One molecule FAD∙H 2(reaction 6).

During aerobic oxidation of these molecules in the electron transport chain in the process of oxidative phosphorylation, it is formed during oxidation:

- one molecules NADH∙N – 3 molecules ATP ;

- one molecules FAD∙H 2 – 2 molecules ATP.

- one molecule GTP formed in the reaction substrate phosphorylation (reaction 5).

All this will amount to: 9 (3x3) ATP + 2 ATP + 1 ATP (GTP ) = 12 ATP . Hence, energy balance oxidation acetyl-CoA (2 molecules pyruvate from aerobic glycolysis) V TsTK is 24 molecules ATP .

!!! Complete oxidation glucose :

8 molecules ATP glycolysis + 6 molecules ATP oxidative decarboxylation of pyruvate to cetyl-CoA + 24 molecules ATP CTK =
38 molecules ATP per glucose molecule.

Tricarboxylic acid cycle

The cycle runs in mitochondrial matrix and represents oxidation molecules acetyl-SCoA in eight consecutive reactions.

As a result, after eight reactions of the cycle again oxaloacetate is formed .

DTC functions

1. Energy

generation hydrogen atoms for the operation of the respiratory chain, namely three NADH molecules and one FADH2 molecule,
single molecule synthesis GTP(equivalent to ATP).

2. Anabolic. In the CTC are formed

heme precursor succinyl-SCoA,
keto acids that can be converted into amino acids - α-ketoglutarate for glutamic acid, oxaloacetate for aspartic,
lemon acid, used for the synthesis of fatty acids,
oxaloacetate, used for glucose synthesis.

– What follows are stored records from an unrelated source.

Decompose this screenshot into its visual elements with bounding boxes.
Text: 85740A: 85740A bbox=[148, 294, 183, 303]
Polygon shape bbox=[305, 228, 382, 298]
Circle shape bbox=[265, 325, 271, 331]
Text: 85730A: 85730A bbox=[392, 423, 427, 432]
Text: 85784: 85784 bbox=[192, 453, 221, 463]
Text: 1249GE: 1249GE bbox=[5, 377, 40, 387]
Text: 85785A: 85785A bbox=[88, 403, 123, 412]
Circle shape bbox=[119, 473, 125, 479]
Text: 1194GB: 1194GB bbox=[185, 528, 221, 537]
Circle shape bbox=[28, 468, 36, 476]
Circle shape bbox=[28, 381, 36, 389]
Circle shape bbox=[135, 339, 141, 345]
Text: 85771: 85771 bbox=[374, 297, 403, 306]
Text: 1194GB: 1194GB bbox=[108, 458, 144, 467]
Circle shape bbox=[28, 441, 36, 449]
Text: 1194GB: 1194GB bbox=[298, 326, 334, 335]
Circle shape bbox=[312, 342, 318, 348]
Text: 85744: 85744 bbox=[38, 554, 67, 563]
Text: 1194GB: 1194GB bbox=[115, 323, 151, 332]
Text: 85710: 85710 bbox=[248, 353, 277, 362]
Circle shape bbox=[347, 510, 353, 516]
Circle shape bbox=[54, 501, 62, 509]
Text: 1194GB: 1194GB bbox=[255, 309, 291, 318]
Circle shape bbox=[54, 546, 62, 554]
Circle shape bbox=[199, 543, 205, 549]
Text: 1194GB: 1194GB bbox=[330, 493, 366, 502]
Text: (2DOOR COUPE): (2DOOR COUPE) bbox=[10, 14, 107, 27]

Anabolic reactions of the TCA

Regulation of the tricarboxylic acid cycle

Allosteric regulation

Enzymes catalyzing the 1st, 3rd and 4th reactions of TCA are sensitive to allosteric regulation metabolites:

Regulation of oxaloacetate availability

chief And basic the regulator of the TCA is oxaloacetate, or rather its availability. The presence of oxaloacetate involves acetyl-SCoA in the TCA cycle and starts the process.

Synthesis of oxaloacetate from pyruvate

Also most amino acids during their catabolism, they are able to turn into metabolites of TCA, which then go to oxaloacetate, which also maintains the activity of the cycle.

Replenishment of the pool of TCA metabolites from amino acids

Cycle replenishment reactions with new metabolites (oxaloacetate, citrate, α-ketoglutarate, etc.) are called anaplerotic.